The Internet has given us access to everything but taken away the last vestiges of the exotic
[12]. The Internet has given us access to every weird thing in the world while simultaneously taking away the last vestiges of the “exotic.” You can see pictures of a manatee smoking a cigarette, but you can’t say “far Timbuktu” when you have a Flickr photoset about Timbuktu saved on Pinterest.
[13]. Most of us will, of course, still never get close to the real Timbuktu in our lives.
[14]. One consequence of this is the tone of burned-out overstimulation that, for no particular reason, I’ve taken to calling “whaff.” Whaff, in its simplest form, is semi-sarcastic exaggerated praise for the bizarre, the cute, or the stupid. If you’re on Twitter, chances are you’ve encountered whaff within the last 10 seconds. “OMG THIS IS THE GREATEST THING EVAR,” followed by a link to an animated GIF of a baby owl falling into a hot tub, is the elemental template of whaff.
[15]. Whaff is never, however, entirely sarcastic. The attitude it projects is somehow both despairing and celebratory, without really occupying any of the middle ground between those two extremes.

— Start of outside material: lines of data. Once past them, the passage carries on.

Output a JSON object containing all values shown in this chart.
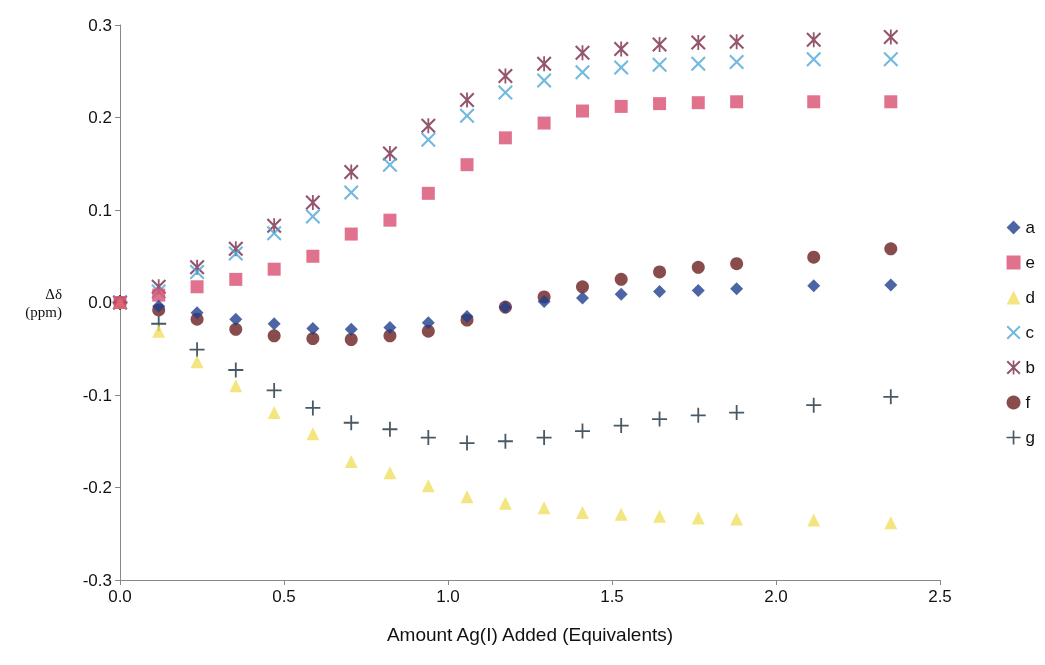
{
  "chart_data": {
    "type": "scatter",
    "xlabel": "Amount Ag(I) Added (Equivalents)",
    "ylabel": "Δδ (ppm)",
    "x": [
      0,
      0.118,
      0.235,
      0.353,
      0.47,
      0.588,
      0.705,
      0.823,
      0.94,
      1.058,
      1.175,
      1.293,
      1.41,
      1.528,
      1.645,
      1.763,
      1.88,
      2.115,
      2.35
    ],
    "xlim": [
      0,
      2.5
    ],
    "xticks": [
      {
        "value": 0,
        "label": "0.0"
      },
      {
        "value": 0.5,
        "label": "0.5"
      },
      {
        "value": 1,
        "label": "1.0"
      },
      {
        "value": 1.5,
        "label": "1.5"
      },
      {
        "value": 2,
        "label": "2.0"
      },
      {
        "value": 2.5,
        "label": "2.5"
      }
    ],
    "ylim": [
      -0.3,
      0.3
    ],
    "yticks": [
      {
        "value": -0.3,
        "label": "-0.3"
      },
      {
        "value": -0.2,
        "label": "-0.2"
      },
      {
        "value": -0.1,
        "label": "-0.1"
      },
      {
        "value": 0,
        "label": "0.0"
      },
      {
        "value": 0.1,
        "label": "0.1"
      },
      {
        "value": 0.2,
        "label": "0.2"
      },
      {
        "value": 0.3,
        "label": "0.3"
      }
    ],
    "grid": false,
    "legend": "right",
    "series": [
      {
        "name": "a",
        "color": "#1f3f8f",
        "marker": "diamond",
        "values": [
          null,
          -0.004,
          -0.011,
          -0.018,
          -0.023,
          -0.028,
          -0.029,
          -0.027,
          -0.022,
          -0.015,
          -0.005,
          0.001,
          0.005,
          0.009,
          0.012,
          0.013,
          0.015,
          0.018,
          0.019
        ]
      },
      {
        "name": "e",
        "color": "#d94f70",
        "marker": "square",
        "values": [
          0,
          0.008,
          0.017,
          0.025,
          0.036,
          0.05,
          0.074,
          0.089,
          0.118,
          0.149,
          0.178,
          0.194,
          0.207,
          0.212,
          0.215,
          0.216,
          0.217,
          0.217,
          0.217
        ]
      },
      {
        "name": "d",
        "color": "#f0e060",
        "marker": "triangle",
        "values": [
          0,
          -0.031,
          -0.064,
          -0.09,
          -0.119,
          -0.142,
          -0.172,
          -0.184,
          -0.198,
          -0.21,
          -0.217,
          -0.222,
          -0.227,
          -0.229,
          -0.231,
          -0.233,
          -0.234,
          -0.235,
          -0.238
        ]
      },
      {
        "name": "c",
        "color": "#4fa8d8",
        "marker": "x",
        "values": [
          0,
          0.012,
          0.033,
          0.053,
          0.075,
          0.093,
          0.119,
          0.149,
          0.176,
          0.202,
          0.227,
          0.24,
          0.249,
          0.254,
          0.257,
          0.258,
          0.26,
          0.263,
          0.263
        ]
      },
      {
        "name": "b",
        "color": "#7a2a4a",
        "marker": "star",
        "values": [
          0,
          0.017,
          0.038,
          0.058,
          0.083,
          0.108,
          0.141,
          0.161,
          0.191,
          0.219,
          0.245,
          0.258,
          0.27,
          0.274,
          0.279,
          0.281,
          0.282,
          0.284,
          0.287
        ]
      },
      {
        "name": "f",
        "color": "#6a1f1f",
        "marker": "circle",
        "values": [
          0,
          -0.008,
          -0.018,
          -0.029,
          -0.036,
          -0.039,
          -0.04,
          -0.036,
          -0.031,
          -0.019,
          -0.005,
          0.006,
          0.017,
          0.025,
          0.033,
          0.038,
          0.042,
          0.049,
          0.058
        ]
      },
      {
        "name": "g",
        "color": "#1a3040",
        "marker": "cross",
        "values": [
          0,
          -0.023,
          -0.051,
          -0.073,
          -0.095,
          -0.114,
          -0.13,
          -0.137,
          -0.146,
          -0.152,
          -0.15,
          -0.146,
          -0.139,
          -0.133,
          -0.126,
          -0.122,
          -0.119,
          -0.111,
          -0.102
        ]
      }
    ]
  }
}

Whaff is nihilistic (because the world is so arbitrary and nonsensical) but also full of wonder (because the world is so huge and surprising and strange). At the same time, whaff is always both self-mocking (since you’re admitting that you actually like reading fanfic about Stan Van Gundy’s sweater collection) and self-congratulatory (since you’re smart and interesting enough to have undertaken the online odyssey that led you through the emotional arctic of the various fuckyeah Tumblrs to Stan Van Gundy fanfic in the first place).
[16]. Whaff is the tone of explorers who have been given more maps than they could ever use and who never have to leave their own rooms.
This is an extremely generative and useful set of ideas.